Я был на лестничной площадке, когда услышал оклик Смайлсбургера:
– Вы кое-что забыли.
– Да нет, ничего, – ответил я, но рядом уже стоял Ури, держа в руке красную записную книжку, которую я недавно читал, пытаясь мобилизовать свои силы.
– На полу у стула, – ответил Смайлсбургер, – вы оставили один из дневников Клингхоффера.

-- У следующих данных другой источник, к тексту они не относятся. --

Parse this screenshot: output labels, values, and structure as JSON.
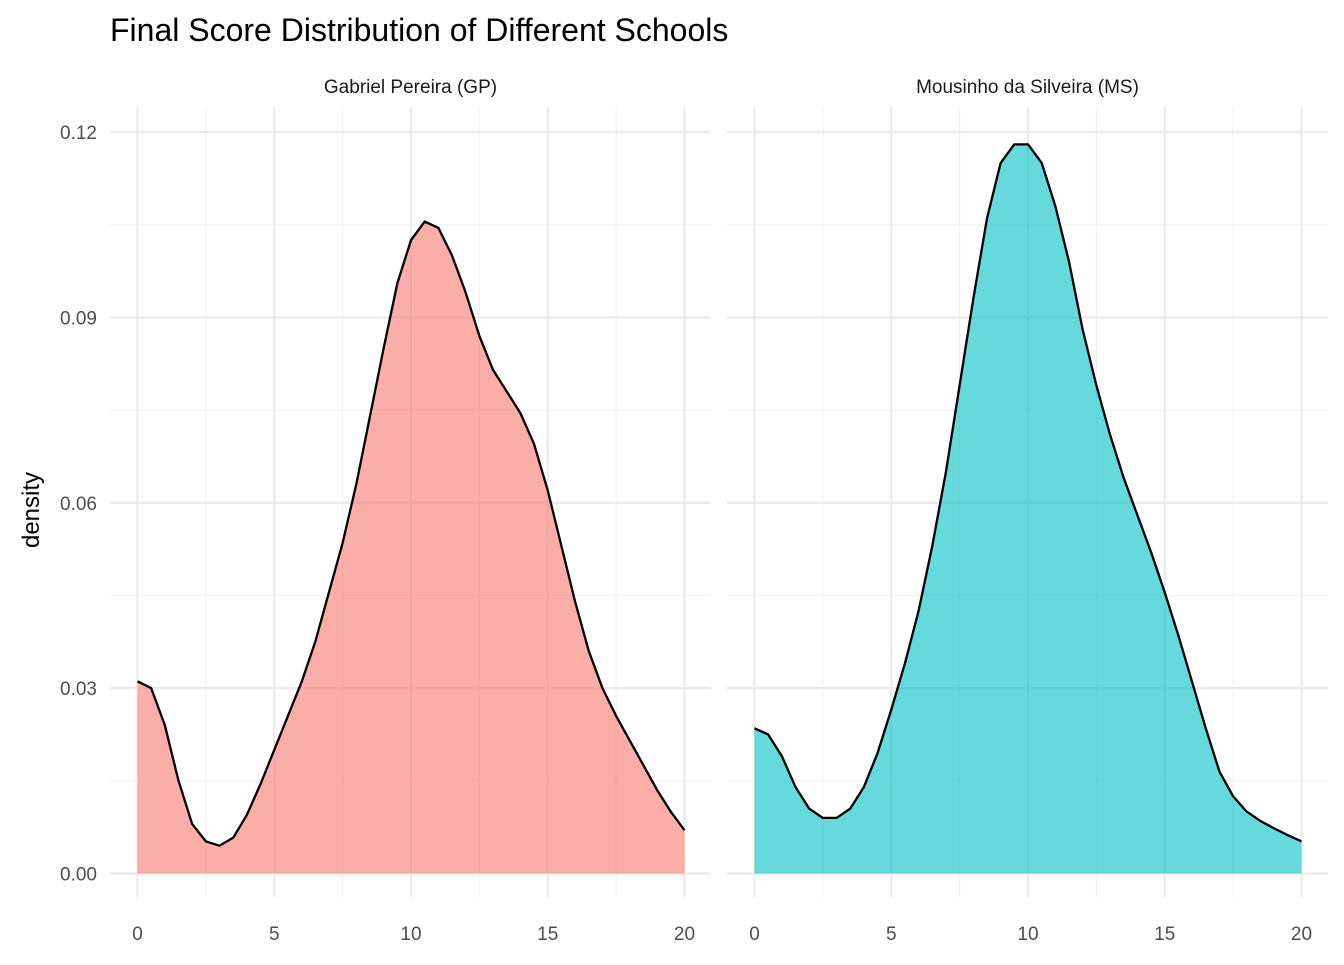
{
  "chart_data": {
    "type": "area",
    "title": "Final Score Distribution of Different Schools",
    "xlabel": "",
    "ylabel": "density",
    "xlim": [
      0,
      20
    ],
    "ylim": [
      0,
      0.12
    ],
    "x_ticks": [
      0,
      5,
      10,
      15,
      20
    ],
    "y_ticks": [
      0.0,
      0.03,
      0.06,
      0.09,
      0.12
    ],
    "y_tick_labels": [
      "0.00",
      "0.03",
      "0.06",
      "0.09",
      "0.12"
    ],
    "grid": true,
    "colors": {
      "gp_fill": "#F8766D",
      "ms_fill": "#00BFC4",
      "line": "#000000",
      "grid_major": "#EBEBEB",
      "grid_minor": "#F2F2F2",
      "text": "#4D4D4D"
    },
    "panels": [
      {
        "label": "Gabriel Pereira (GP)",
        "fill": "#F8766D",
        "x": [
          0,
          0.5,
          1,
          1.5,
          2,
          2.5,
          3,
          3.5,
          4,
          4.5,
          5,
          5.5,
          6,
          6.5,
          7,
          7.5,
          8,
          8.5,
          9,
          9.5,
          10,
          10.5,
          11,
          11.5,
          12,
          12.5,
          13,
          13.5,
          14,
          14.5,
          15,
          15.5,
          16,
          16.5,
          17,
          17.5,
          18,
          18.5,
          19,
          19.5,
          20
        ],
        "y": [
          0.0311,
          0.03,
          0.024,
          0.015,
          0.008,
          0.0052,
          0.0045,
          0.0058,
          0.0095,
          0.0145,
          0.02,
          0.0255,
          0.031,
          0.0375,
          0.0455,
          0.0535,
          0.063,
          0.074,
          0.085,
          0.0955,
          0.1025,
          0.1055,
          0.1045,
          0.1,
          0.094,
          0.087,
          0.0815,
          0.078,
          0.0745,
          0.0695,
          0.062,
          0.053,
          0.044,
          0.036,
          0.03,
          0.0255,
          0.0215,
          0.0175,
          0.0135,
          0.01,
          0.007
        ]
      },
      {
        "label": "Mousinho da Silveira (MS)",
        "fill": "#00BFC4",
        "x": [
          0,
          0.5,
          1,
          1.5,
          2,
          2.5,
          3,
          3.5,
          4,
          4.5,
          5,
          5.5,
          6,
          6.5,
          7,
          7.5,
          8,
          8.5,
          9,
          9.5,
          10,
          10.5,
          11,
          11.5,
          12,
          12.5,
          13,
          13.5,
          14,
          14.5,
          15,
          15.5,
          16,
          16.5,
          17,
          17.5,
          18,
          18.5,
          19,
          19.5,
          20
        ],
        "y": [
          0.0235,
          0.0225,
          0.019,
          0.014,
          0.0105,
          0.009,
          0.009,
          0.0105,
          0.014,
          0.0195,
          0.0265,
          0.034,
          0.0425,
          0.053,
          0.065,
          0.079,
          0.093,
          0.106,
          0.115,
          0.118,
          0.118,
          0.115,
          0.108,
          0.099,
          0.088,
          0.079,
          0.071,
          0.064,
          0.058,
          0.052,
          0.0455,
          0.0385,
          0.031,
          0.0235,
          0.0165,
          0.0125,
          0.01,
          0.0085,
          0.0073,
          0.0062,
          0.0052
        ]
      }
    ]
  }
}
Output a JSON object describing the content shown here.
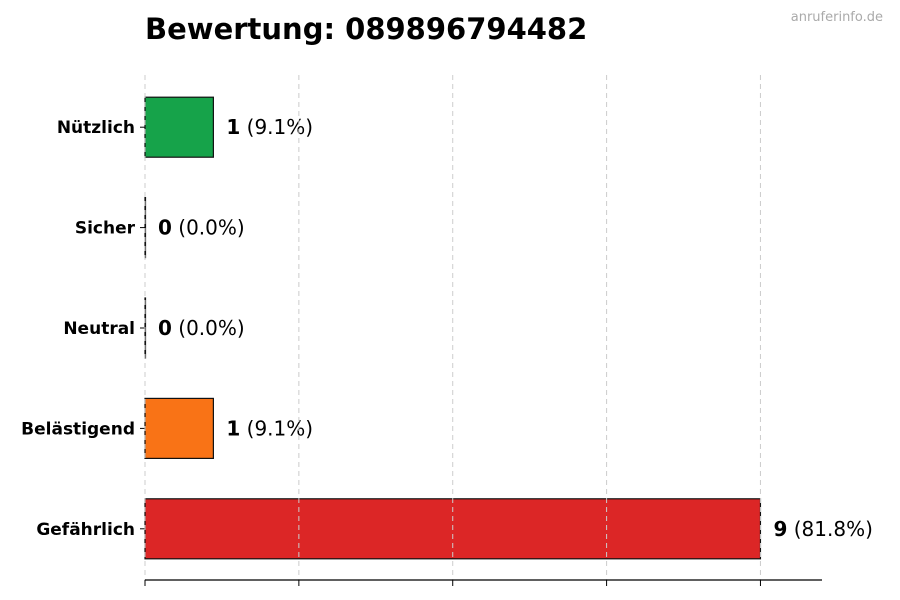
{
  "header": {
    "watermark": "anruferinfo.de"
  },
  "chart_data": {
    "type": "bar",
    "orientation": "horizontal",
    "title": "Bewertung: 089896794482",
    "categories": [
      "Nützlich",
      "Sicher",
      "Neutral",
      "Belästigend",
      "Gefährlich"
    ],
    "values": [
      1,
      0,
      0,
      1,
      9
    ],
    "percent_labels": [
      "(9.1%)",
      "(0.0%)",
      "(0.0%)",
      "(9.1%)",
      "(81.8%)"
    ],
    "colors": [
      "#16a34a",
      "#16a34a",
      "#9ca3af",
      "#f97316",
      "#dc2626"
    ],
    "xlabel": "",
    "ylabel": "",
    "xlim": [
      0,
      9.9
    ],
    "xticks": [
      0,
      2.25,
      4.5,
      6.75,
      9
    ],
    "grid": "x-dashed",
    "legend": "none"
  }
}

Я взял дневник из рук Ури, и в этот же миг Смайлсбургер появился в дверях класса:
– Нашей маленькой стране, осаждаемой врагами, все-таки повезло. В нашей разбросанной по свету диаспоре много талантливых евреев. Мне лично выпала честь завербовать одного вашего выдающегося коллегу, который написал для нас эти дневники. Выполняя задание, он постепенно вошел во вкус. Вначале он отказался – спросил: «А почему не Рот? Это по его части». Но я ему сказал: «Для мистера Рота у нас есть другая задумка».
Эпилог
Обычно слова всё только портят
Я предпочел вычеркнуть из своей книги последнюю главу – двенадцать тысяч слов, описание людей, с которыми я держал совет в Афинах, обстоятельств, которые свели нас вместе, и последующей вылазки в столицу другой европейской страны – вылазки, в которую вылился тот весьма познавательный афинский уик-энд. Изо всей этой книги, готовую рукопись которой Смайлсбургер запросил для проверки, только в одиннадцатой главе («Операция „Шейлок“») он обнаружил информацию, которая в случае публикации на английском, а уж тем паче на полутора десятках других языков, слишком повредила бы интересам его ведомства и израильского правительства. Разумеется, у меня не было обязательств цензурировать эти сорок с лишним страниц – ни перед Смайлсбургером, ни перед его ведомством, ни перед Государством Израиль, точно так же, как я не был обязан предоставлять рукопись, ни целиком, ни частично, для ознакомления перед ее выходом в свет. Я не давал загодя никаких письменных обещаний испрашивать разрешение на публикацию или вообще ничего не публиковать о своем задании; об этом даже не упоминалось на инструктаже, который проводили со мной в Тель-Авиве на протяжении двух дней после моего похищения. Обеим сторонам – как минимум временно – не хотелось касаться этой потенциально спорной темы: мои кураторы, видимо, считали, что во мне говорил не хороший еврей, а амбициозный писатель, когда я в конце концов согласился собирать для них разведданные о «еврейских антисионистских элементах, угрожающих безопасности Израиля», я же рассудил, что лучший способ удовлетворить мое профессиональное любопытство – поступать исключительно как хороший еврей, который стал агентом Израиля по велению долга.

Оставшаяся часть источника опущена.